イナサの国=龍蛇神のクニ(4)ー浜松市引佐郡

2022-02-19 20:43:02 | 郷土史
立須の峰・天白磐座遺跡・白岩水神社は深い関係があります。「立須」は式内「大煞」神鎮座地で、「煞」は殺と同義です。つまりこの神は寿命を司り、御神体は奇岩重々たる峰から「龍」です。これが里に下ると「蛇」になり、天白磐座に鎮座することになります。それはちょうど冬至の日の落ちる方角にあり、太陽の死(陰)を意味すると同時に生(陽)へ転換するいわば再生の地なのです。この磐座自体は陽神(男性器)ですが、ちょうどほぼ真北に白岩神社=うなぎ井戸があります。「う」は烏で黒を象徴し、方位で言えば北、象意は水、すべて陰に属します。しかし「なぎ」はサンスクリット「ナーガ」の転化、すなわち蛇です。蛇は陰陽五行では南を指します。つまりこの蛇は天白磐座からやってきたのです。井戸=深い穴は女性器の象徴で、磐座の神はここに妻どいするわけです。それゆえ、子を成すことで、永遠の命と豊穣を保証する神なのです。ここにいる蛇はやがて成長すると天=立須に登り、龍となります。こうしたことが悠久の時を紡いで繰り返されてきたのです。  立須の峰に上ると東に三方ヶ原台地が眼下に広がります。ここは太陽崇拝の峰で、それゆえ最初は大和三輪山と同じ蛇神を祀っていたのですが、のち竜神信仰へとかわったのでしょう。三岳山にある三岳神社は中世になって建てられたのですが、ちょうどタチスの峰のほぼ真東にあたり、春分・秋分の日の太陽を配する位置にあります。
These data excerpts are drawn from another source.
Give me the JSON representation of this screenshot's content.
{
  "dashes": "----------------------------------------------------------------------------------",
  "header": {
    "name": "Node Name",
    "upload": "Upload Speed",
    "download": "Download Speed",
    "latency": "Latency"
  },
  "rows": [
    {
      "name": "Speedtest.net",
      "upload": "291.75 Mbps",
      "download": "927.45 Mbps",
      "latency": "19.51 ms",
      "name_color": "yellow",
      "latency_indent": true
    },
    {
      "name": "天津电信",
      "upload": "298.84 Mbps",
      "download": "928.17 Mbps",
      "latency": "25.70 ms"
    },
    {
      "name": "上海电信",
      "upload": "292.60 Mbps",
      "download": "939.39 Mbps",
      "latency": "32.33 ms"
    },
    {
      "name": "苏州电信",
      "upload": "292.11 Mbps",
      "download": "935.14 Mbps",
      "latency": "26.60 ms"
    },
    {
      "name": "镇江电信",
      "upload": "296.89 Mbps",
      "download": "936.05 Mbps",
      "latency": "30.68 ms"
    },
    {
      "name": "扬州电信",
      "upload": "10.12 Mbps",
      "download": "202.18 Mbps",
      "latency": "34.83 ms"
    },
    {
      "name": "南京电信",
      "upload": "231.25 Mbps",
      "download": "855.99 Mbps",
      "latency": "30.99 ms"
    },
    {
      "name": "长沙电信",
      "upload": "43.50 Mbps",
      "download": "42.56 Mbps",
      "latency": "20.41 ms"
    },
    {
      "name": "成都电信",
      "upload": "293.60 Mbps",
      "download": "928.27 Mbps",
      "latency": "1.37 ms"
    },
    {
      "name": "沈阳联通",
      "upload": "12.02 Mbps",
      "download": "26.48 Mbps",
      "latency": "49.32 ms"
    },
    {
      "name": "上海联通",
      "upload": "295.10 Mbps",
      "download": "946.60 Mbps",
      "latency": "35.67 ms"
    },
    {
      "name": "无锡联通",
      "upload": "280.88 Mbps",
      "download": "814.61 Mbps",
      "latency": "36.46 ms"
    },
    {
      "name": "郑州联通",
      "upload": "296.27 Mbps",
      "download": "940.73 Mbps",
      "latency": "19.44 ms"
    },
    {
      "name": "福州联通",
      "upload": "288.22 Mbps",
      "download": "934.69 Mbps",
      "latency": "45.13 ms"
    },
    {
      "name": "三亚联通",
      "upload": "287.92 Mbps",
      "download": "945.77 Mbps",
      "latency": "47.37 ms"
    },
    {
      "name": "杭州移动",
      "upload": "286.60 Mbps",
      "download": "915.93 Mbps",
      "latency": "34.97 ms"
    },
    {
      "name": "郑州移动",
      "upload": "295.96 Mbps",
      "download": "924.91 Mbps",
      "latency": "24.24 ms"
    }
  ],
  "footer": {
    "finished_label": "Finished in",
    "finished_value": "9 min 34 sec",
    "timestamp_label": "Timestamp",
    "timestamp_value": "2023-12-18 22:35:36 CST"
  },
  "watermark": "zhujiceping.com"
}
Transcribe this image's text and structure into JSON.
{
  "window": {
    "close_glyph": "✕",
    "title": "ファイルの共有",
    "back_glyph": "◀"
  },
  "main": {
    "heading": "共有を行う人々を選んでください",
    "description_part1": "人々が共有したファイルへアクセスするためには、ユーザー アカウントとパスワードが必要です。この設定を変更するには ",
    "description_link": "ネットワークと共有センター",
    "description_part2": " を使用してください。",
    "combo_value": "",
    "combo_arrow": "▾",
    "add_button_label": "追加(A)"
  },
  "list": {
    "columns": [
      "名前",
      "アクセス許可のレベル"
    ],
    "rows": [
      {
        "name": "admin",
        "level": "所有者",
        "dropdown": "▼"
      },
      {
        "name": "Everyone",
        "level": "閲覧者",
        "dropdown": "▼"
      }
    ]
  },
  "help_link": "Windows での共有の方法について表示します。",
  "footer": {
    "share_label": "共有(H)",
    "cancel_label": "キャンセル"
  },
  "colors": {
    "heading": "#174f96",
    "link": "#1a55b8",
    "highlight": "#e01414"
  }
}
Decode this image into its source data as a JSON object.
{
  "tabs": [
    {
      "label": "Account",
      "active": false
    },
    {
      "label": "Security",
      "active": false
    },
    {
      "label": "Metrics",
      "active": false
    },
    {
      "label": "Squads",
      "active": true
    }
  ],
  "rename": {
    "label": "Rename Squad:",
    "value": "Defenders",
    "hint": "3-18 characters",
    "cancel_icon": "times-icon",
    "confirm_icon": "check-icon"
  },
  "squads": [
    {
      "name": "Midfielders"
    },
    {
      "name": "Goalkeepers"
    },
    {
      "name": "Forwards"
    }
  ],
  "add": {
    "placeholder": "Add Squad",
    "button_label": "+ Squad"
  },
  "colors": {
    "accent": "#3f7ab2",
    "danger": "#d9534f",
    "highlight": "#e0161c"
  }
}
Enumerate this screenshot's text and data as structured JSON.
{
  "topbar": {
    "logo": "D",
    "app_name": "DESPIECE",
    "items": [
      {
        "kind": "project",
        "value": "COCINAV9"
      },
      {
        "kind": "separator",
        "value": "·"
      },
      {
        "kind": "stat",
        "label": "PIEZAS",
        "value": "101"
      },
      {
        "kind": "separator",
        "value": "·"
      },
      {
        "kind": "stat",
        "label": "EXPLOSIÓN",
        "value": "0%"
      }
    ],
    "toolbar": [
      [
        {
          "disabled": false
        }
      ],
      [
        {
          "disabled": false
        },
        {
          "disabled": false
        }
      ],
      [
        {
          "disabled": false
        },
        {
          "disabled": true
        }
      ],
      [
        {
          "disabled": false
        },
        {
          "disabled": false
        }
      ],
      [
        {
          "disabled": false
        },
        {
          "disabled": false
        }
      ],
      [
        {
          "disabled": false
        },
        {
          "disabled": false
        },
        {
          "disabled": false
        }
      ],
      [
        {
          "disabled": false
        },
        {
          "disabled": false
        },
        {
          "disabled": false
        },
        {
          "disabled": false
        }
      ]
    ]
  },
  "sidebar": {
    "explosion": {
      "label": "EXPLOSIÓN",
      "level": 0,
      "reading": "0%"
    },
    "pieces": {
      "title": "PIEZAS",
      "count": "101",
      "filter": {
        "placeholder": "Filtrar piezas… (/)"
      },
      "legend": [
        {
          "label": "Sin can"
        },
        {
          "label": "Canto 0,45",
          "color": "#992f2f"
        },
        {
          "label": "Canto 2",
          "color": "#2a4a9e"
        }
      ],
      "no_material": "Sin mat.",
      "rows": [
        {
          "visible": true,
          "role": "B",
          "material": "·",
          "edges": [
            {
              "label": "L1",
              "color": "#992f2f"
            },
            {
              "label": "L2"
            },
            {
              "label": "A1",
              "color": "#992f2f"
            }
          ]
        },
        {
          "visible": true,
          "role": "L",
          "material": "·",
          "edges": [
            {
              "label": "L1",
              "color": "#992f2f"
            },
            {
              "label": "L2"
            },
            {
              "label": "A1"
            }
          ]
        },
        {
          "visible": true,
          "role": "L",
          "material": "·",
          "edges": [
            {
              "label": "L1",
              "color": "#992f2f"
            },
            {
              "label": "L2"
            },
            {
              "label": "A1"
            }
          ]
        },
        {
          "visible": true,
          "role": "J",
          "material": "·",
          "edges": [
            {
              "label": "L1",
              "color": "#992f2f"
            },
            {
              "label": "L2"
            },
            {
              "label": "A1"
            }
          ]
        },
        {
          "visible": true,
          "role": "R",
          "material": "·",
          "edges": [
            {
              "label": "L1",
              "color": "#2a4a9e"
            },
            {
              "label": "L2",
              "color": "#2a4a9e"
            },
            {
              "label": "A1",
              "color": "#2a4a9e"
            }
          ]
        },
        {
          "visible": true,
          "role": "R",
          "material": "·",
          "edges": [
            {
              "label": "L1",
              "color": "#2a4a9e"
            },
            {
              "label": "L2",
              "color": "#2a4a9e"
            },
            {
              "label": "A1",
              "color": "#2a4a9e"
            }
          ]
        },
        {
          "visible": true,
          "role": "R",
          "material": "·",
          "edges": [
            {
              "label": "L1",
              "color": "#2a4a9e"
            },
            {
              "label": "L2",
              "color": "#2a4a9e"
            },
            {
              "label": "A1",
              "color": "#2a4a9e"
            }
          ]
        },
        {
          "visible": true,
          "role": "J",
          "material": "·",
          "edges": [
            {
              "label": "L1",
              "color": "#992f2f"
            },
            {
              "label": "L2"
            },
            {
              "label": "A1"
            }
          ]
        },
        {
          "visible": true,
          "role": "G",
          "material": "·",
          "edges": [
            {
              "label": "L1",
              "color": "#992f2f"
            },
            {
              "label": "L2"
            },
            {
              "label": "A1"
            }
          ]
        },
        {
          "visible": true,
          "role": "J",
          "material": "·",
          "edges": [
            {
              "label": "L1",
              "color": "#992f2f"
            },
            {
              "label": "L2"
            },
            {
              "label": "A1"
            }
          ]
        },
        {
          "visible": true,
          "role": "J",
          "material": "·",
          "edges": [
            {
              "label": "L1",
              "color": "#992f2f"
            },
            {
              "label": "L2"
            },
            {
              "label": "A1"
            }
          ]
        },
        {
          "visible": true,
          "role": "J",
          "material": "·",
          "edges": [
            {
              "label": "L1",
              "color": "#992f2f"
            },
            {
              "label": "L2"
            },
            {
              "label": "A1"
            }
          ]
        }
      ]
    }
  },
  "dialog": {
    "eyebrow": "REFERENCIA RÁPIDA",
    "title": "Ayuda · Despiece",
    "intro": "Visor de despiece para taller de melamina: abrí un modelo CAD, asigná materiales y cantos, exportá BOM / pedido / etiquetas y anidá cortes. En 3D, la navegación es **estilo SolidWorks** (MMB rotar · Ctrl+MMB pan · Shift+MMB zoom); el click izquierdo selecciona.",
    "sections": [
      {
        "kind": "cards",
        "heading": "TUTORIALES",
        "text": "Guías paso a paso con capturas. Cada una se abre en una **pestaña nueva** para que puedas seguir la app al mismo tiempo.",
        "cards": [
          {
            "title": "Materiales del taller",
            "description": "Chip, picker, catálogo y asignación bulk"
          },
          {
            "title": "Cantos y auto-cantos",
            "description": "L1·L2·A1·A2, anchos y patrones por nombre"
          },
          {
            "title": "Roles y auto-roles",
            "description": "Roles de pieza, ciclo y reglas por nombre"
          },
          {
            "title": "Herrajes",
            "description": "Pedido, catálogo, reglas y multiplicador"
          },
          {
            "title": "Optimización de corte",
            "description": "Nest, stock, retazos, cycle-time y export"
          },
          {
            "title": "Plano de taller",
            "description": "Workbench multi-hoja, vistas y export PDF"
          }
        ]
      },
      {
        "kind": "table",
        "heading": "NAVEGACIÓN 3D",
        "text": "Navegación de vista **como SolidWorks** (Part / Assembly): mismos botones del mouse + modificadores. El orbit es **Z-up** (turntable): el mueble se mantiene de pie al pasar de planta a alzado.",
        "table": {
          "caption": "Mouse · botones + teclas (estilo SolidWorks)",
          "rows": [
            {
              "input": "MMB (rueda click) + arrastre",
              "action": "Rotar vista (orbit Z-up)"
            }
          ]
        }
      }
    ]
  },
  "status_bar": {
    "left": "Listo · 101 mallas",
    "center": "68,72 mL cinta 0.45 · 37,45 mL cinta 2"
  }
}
ここからも、かの峰の太陽信仰を表わされています。  自然の偶然の配置により、白岩水神社はタチスの峰からは冬至の日の太陽の沈む方角にあたり、死と再生の位置になります。この神社を新しいという学者もいますが、天台宗の開祖最澄の祈願文(別稿)の白磐神は遠江の地に、該当する神が見当たらずおそらくこの神で良いと思います。過去、この神社の前に池(泉)があったということですが、ここにほぼ真南の天白磐座から地下を通じてやってくるのです。  渭伊神社がもと八幡宮(現龍潭寺)の場所に鎮座していたという学者がいますが、井伊氏始祖誕生の井が古代迄遡るということは証明できません。名井と言われる井はほかにもありますが、段丘端ではもっとあり、消長を繰り返したことでしょう。こうした井はよく手入れしないと埋まっていき、また水腐れをおこします。この井は御井でなく、御手洗の井にしかすぎなかったのです。また井をさらうため井の神に石や陶器そのほかを捧げるのですが、江戸時代にはすでに埋まりかけていて、そうした祭祀が行われた形跡はありません。 「イナサ」の意味については別に書きます。